LA APOLOGÍA DE LOS FRACASOS
Resulta atrevido, cuando no irresponsable, exaltar los errores como aciertos, los fracasos como victorias, las vergüenzas como orgullos. En política esto es casi un fundamento, pero hasta para las dictaduras más funestas y enfermas hay un lindero que no se pisa: el de no cometer el mismo error dos veces.
Se puede ignorar voluntariamente, se puede afirmar con vehemencia que todo salió de acuerdo a un plan maestro, se pueden hasta hacer actos conmemorativos al error, para afianzar la idea de que no fue un error. Pero, puertas adentro, los correctivos para evitar que otra equivocación ponga en jaque la efectividad del régimen y la sabiduría del tirano, dejarán a su paso una devastación criminal que asegure una rectificación firmada en sangre, sudor y lágrimas.

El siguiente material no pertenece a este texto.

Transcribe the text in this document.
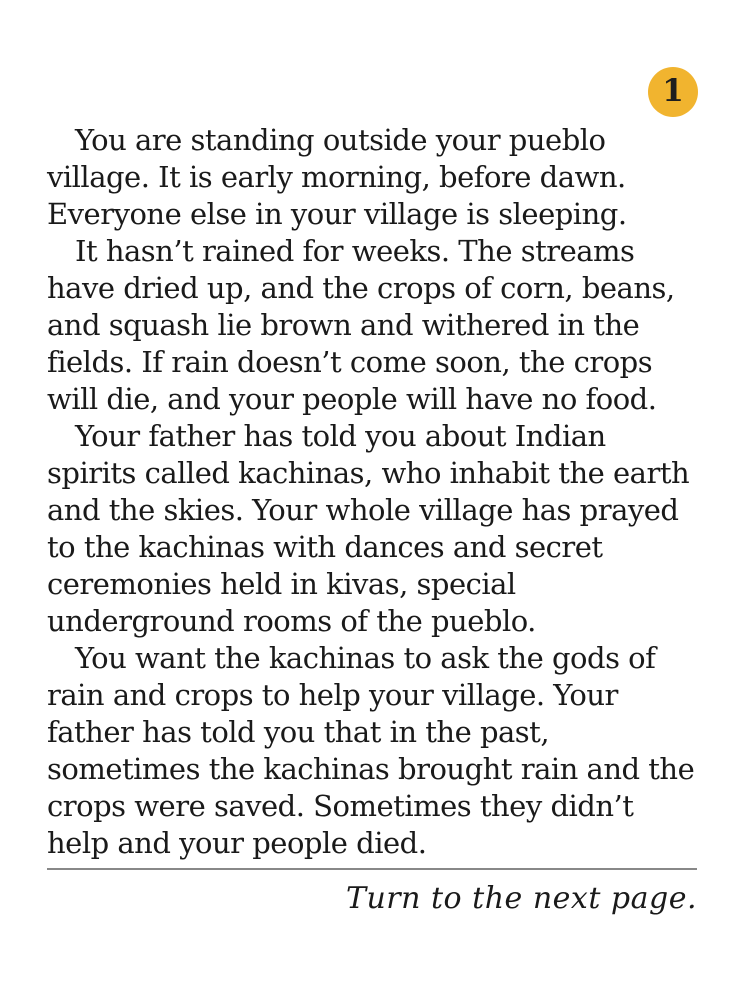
1

You are standing outside your pueblo village. It is early morning, before dawn. Everyone else in your village is sleeping.

It hasn’t rained for weeks. The streams have dried up, and the crops of corn, beans, and squash lie brown and withered in the fields. If rain doesn’t come soon, the crops will die, and your people will have no food.

Your father has told you about Indian spirits called kachinas, who inhabit the earth and the skies. Your whole village has prayed to the kachinas with dances and secret ceremonies held in kivas, special underground rooms of the pueblo.

You want the kachinas to ask the gods of rain and crops to help your village. Your father has told you that in the past, sometimes the kachinas brought rain and the crops were saved. Sometimes they didn’t help and your people died.

Turn to the next page.
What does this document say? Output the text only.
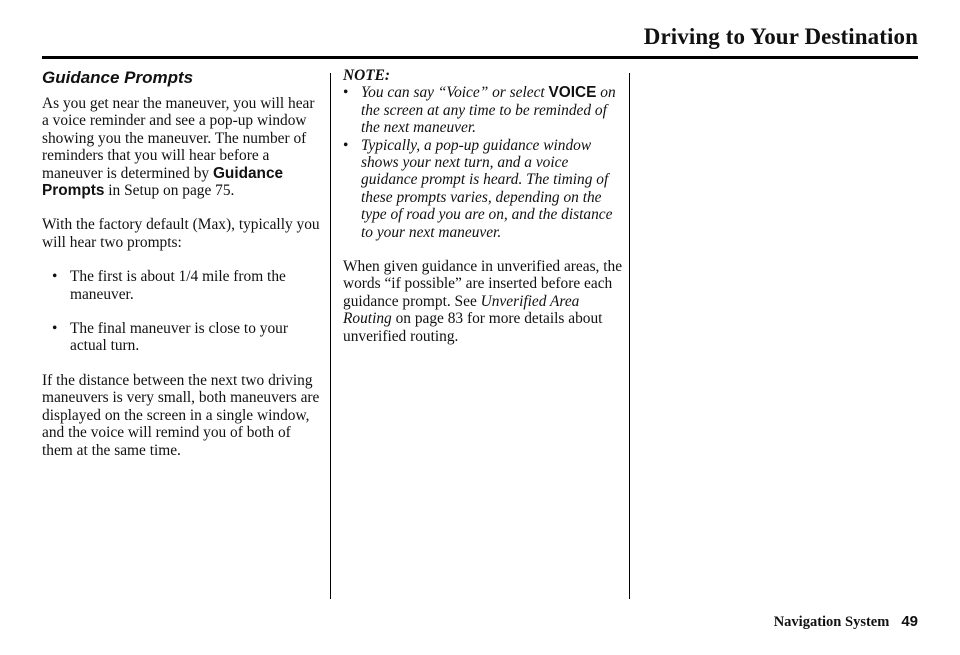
Driving to Your Destination
Guidance Prompts

As you get near the maneuver, you will hear a voice reminder and see a pop-up window showing you the maneuver. The number of reminders that you will hear before a maneuver is determined by Guidance Prompts in Setup on page 75.

With the factory default (Max), typically you will hear two prompts:

• The first is about 1/4 mile from the maneuver.
• The final maneuver is close to your actual turn.

If the distance between the next two driving maneuvers is very small, both maneuvers are displayed on the screen in a single window, and the voice will remind you of both of them at the same time.

NOTE:
• You can say “Voice” or select VOICE on the screen at any time to be reminded of the next maneuver.
• Typically, a pop-up guidance window shows your next turn, and a voice guidance prompt is heard. The timing of these prompts varies, depending on the type of road you are on, and the distance to your next maneuver.

When given guidance in unverified areas, the words “if possible” are inserted before each guidance prompt. See Unverified Area Routing on page 83 for more details about unverified routing.

Navigation System 49
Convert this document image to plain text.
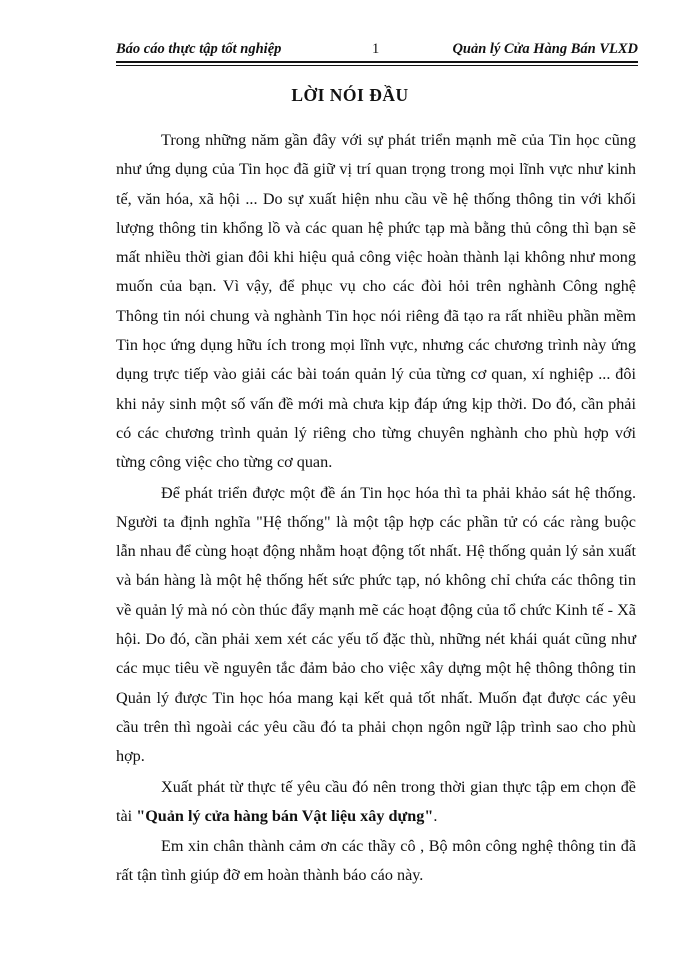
Báo cáo thực tập tốt nghiệp	1	Quản lý Cửa Hàng Bán VLXD
LỜI NÓI ĐẦU

Trong những năm gần đây với sự phát triển mạnh mẽ của Tin học cũng như ứng dụng của Tin học đã giữ vị trí quan trọng trong mọi lĩnh vực như kinh tế, văn hóa, xã hội ... Do sự xuất hiện nhu cầu về hệ thống thông tin với khối lượng thông tin khổng lồ và các quan hệ phức tạp mà bằng thủ công thì bạn sẽ mất nhiều thời gian đôi khi hiệu quả công việc hoàn thành lại không như mong muốn của bạn. Vì vậy, để phục vụ cho các đòi hỏi trên nghành Công nghệ Thông tin nói chung và nghành Tin học nói riêng đã tạo ra rất nhiều phần mềm Tin học ứng dụng hữu ích trong mọi lĩnh vực, nhưng các chương trình này ứng dụng trực tiếp vào giải các bài toán quản lý của từng cơ quan, xí nghiệp ... đôi khi nảy sinh một số vấn đề mới mà chưa kịp đáp ứng kịp thời. Do đó, cần phải có các chương trình quản lý riêng cho từng chuyên nghành cho phù hợp với từng công việc cho từng cơ quan.

Để phát triển được một đề án Tin học hóa thì ta phải khảo sát hệ thống. Người ta định nghĩa "Hệ thống" là một tập hợp các phần tử có các ràng buộc lẫn nhau để cùng hoạt động nhằm hoạt động tốt nhất. Hệ thống quản lý sản xuất và bán hàng là một hệ thống hết sức phức tạp, nó không chỉ chứa các thông tin về quản lý mà nó còn thúc đẩy mạnh mẽ các hoạt động của tổ chức Kinh tế - Xã hội. Do đó, cần phải xem xét các yếu tố đặc thù, những nét khái quát cũng như các mục tiêu về nguyên tắc đảm bảo cho việc xây dựng một hệ thông thông tin Quản lý được Tin học hóa mang kại kết quả tốt nhất. Muốn đạt được các yêu cầu trên thì ngoài các yêu cầu đó ta phải chọn ngôn ngữ lập trình sao cho phù hợp.

Xuất phát từ thực tế yêu cầu đó nên trong thời gian thực tập em chọn đề tài "Quản lý cửa hàng bán Vật liệu xây dựng".

Em xin chân thành cảm ơn các thầy cô , Bộ môn công nghệ thông tin đã rất tận tình giúp đỡ em hoàn thành báo cáo này.
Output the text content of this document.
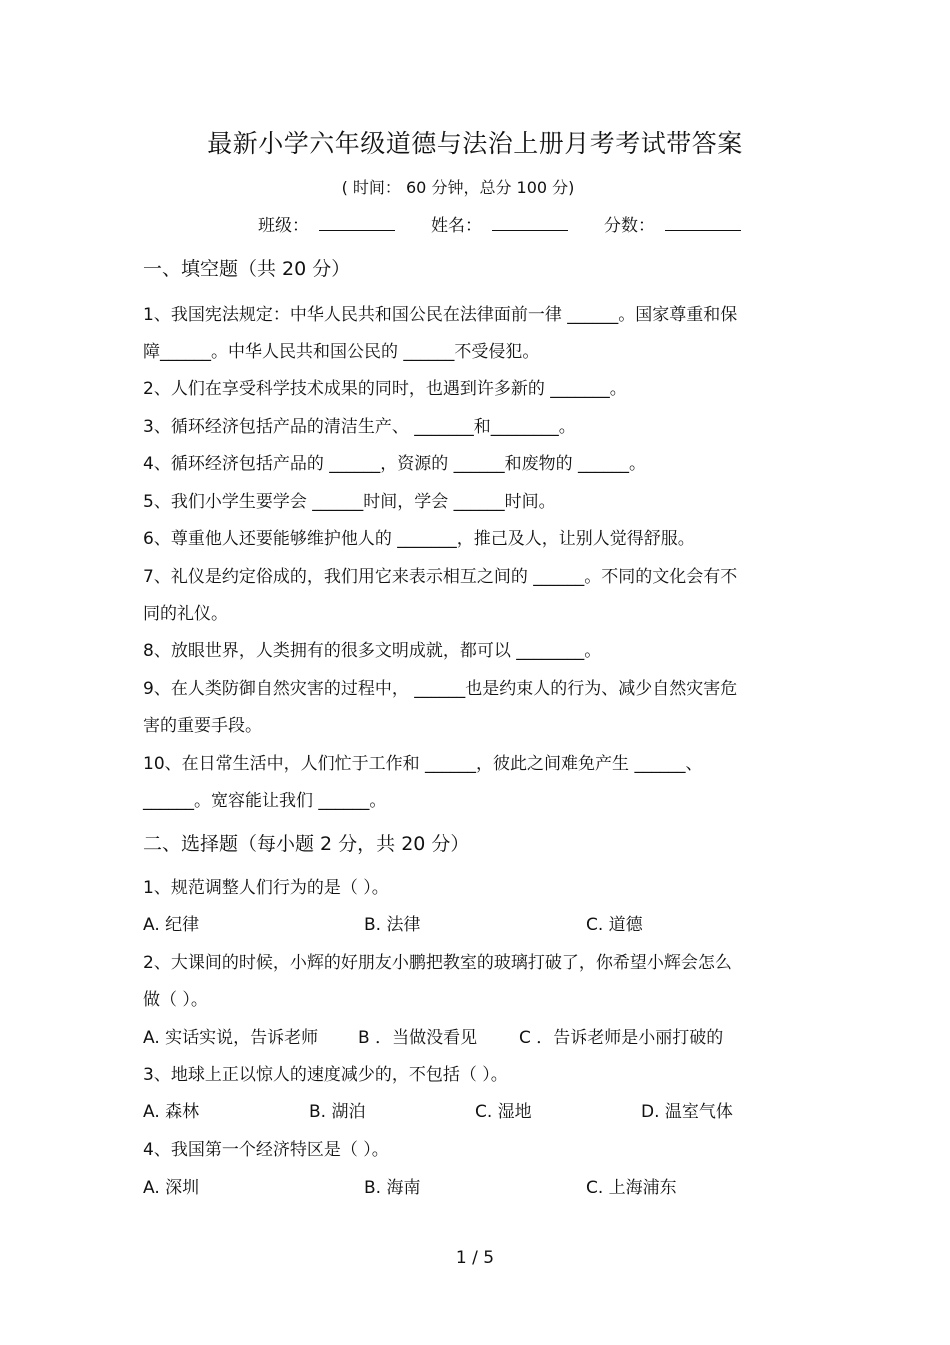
最新小学六年级道德与法治上册月考考试带答案
( 时间： 60 分钟，总分 100 分)
班级：	姓名：	分数：
一、填空题（共 20 分）
1、我国宪法规定：中华人民共和国公民在法律面前一律 ______。国家尊重和保
障______。中华人民共和国公民的 ______不受侵犯。
2、人们在享受科学技术成果的同时，也遇到许多新的 _______。
3、循环经济包括产品的清洁生产、 _______和________。
4、循环经济包括产品的 ______，资源的 ______和废物的 ______。
5、我们小学生要学会 ______时间，学会 ______时间。
6、尊重他人还要能够维护他人的 _______，推己及人，让别人觉得舒服。
7、礼仪是约定俗成的，我们用它来表示相互之间的 ______。不同的文化会有不
同的礼仪。
8、放眼世界，人类拥有的很多文明成就，都可以 ________。
9、在人类防御自然灾害的过程中， ______也是约束人的行为、减少自然灾害危
害的重要手段。
10、在日常生活中，人们忙于工作和 ______，彼此之间难免产生 ______、
______。宽容能让我们 ______。
二、选择题（每小题 2 分，共 20 分）
1、规范调整人们行为的是（ ）。
A. 纪律	B. 法律	C. 道德
2、大课间的时候，小辉的好朋友小鹏把教室的玻璃打破了，你希望小辉会怎么
做（ ）。
A. 实话实说，告诉老师 B ．当做没看见 C ．告诉老师是小丽打破的
3、地球上正以惊人的速度减少的，不包括（ ）。
A. 森林	B. 湖泊	C. 湿地	D. 温室气体
4、我国第一个经济特区是（ ）。
A. 深圳	B. 海南	C. 上海浦东
1 / 5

Todo ello, con el fin de garantizar que la nomenclatura nunca transite de nuevo caminos sinuosos.
Para mí, que soy de lento aprendizaje —pero aprendo—, me resulta abominable la apología de un fracaso. Pero más abominable aún es la exaltación de un desastre continuado, producto de la improvisación, los egos, los berrinches de tercera edad y la imprudencia, como si fuera una doctrina. Es que hay que tener las agallas de Jon Snow.
En las últimas semanas, en un afán vergonzoso, figuras momificadas de la tradición socialdemócrata —y, cómo no, ahora pilares de la figura política de María Corina— escriben artículos, dan entrevistas, desarrollan foros, organizan eventos, copan redes sociales, buscando con el desespero de un ahogado maquillar cada esperpento que ha ido arrojando el nuevo interinato, el chisme de liderazgo, la muestra médica de gobierno que hoy, según esas momias, preside la señora Machado.
La oposición venezolana, fiel a su establecida tradición, ya no sólo se tropieza con la misma piedra mil veces: han decidido asegurar que no es una piedra, sino un profiterol. Han decidido jurar por un puño de cruces que las rocambolescas derrotas y humillaciones han sido estrategias espartanas, y que los estrepitosos fracasos e inconsistencias son victorias dignas de laureles sagrados bajados del mismísimo Olimpo. Y por tal, con sorprendente masoquismo, señalan que las soluciones dependen de volver a caminar los mismos linderos, y además, revolcarse en ellos.
Esto excede por mucho la irresponsabilidad y la indolencia: esto es un delito y ya no debe ser aceptado. Pues detrás de cada “victoria” de la metaoposición, quedan presos, huérfanos, viudas y ruinas, mientras ellos, lozanos y frescos, hacen concursos de disfraces para demostrar quién se parece más a Betancourt, a CAP o a Luis Herrera. Lo que, según las palabras de un reguetonero, “es una vaina loca”.
La deprimente verdad es que los venezolanos de bien no tenemos representación política. La verdad desnuda y sin apaños es que perdimos otro año cazando unicornios, afirmando que: “el régimen está arrinconado”, “tienen fracturas”, “están negociando”, “van de salida”, etc.
Lamentablemente, la realidad nos escupe en la cara que la socialdemocracia fue el horno que coció al chavismo, y son ellos mismos los que quieren solucionar el problema con los mismos ingredientes, los mismos cocineros y la misma temperatura.
Mientras no se entienda la dimensión y gravedad del asunto, mientras una oposición disfuncional señale como “doctrina” los monumentales errores, y algunos, por pocos que sean, los celebren, podrán clonar a genios y estrategas sin obtener un resultado diferente. Y el mejor termómetro para saber si usted, que me lee, es parte del problema o de la solución, es el prurito que le pueda causar este artículo.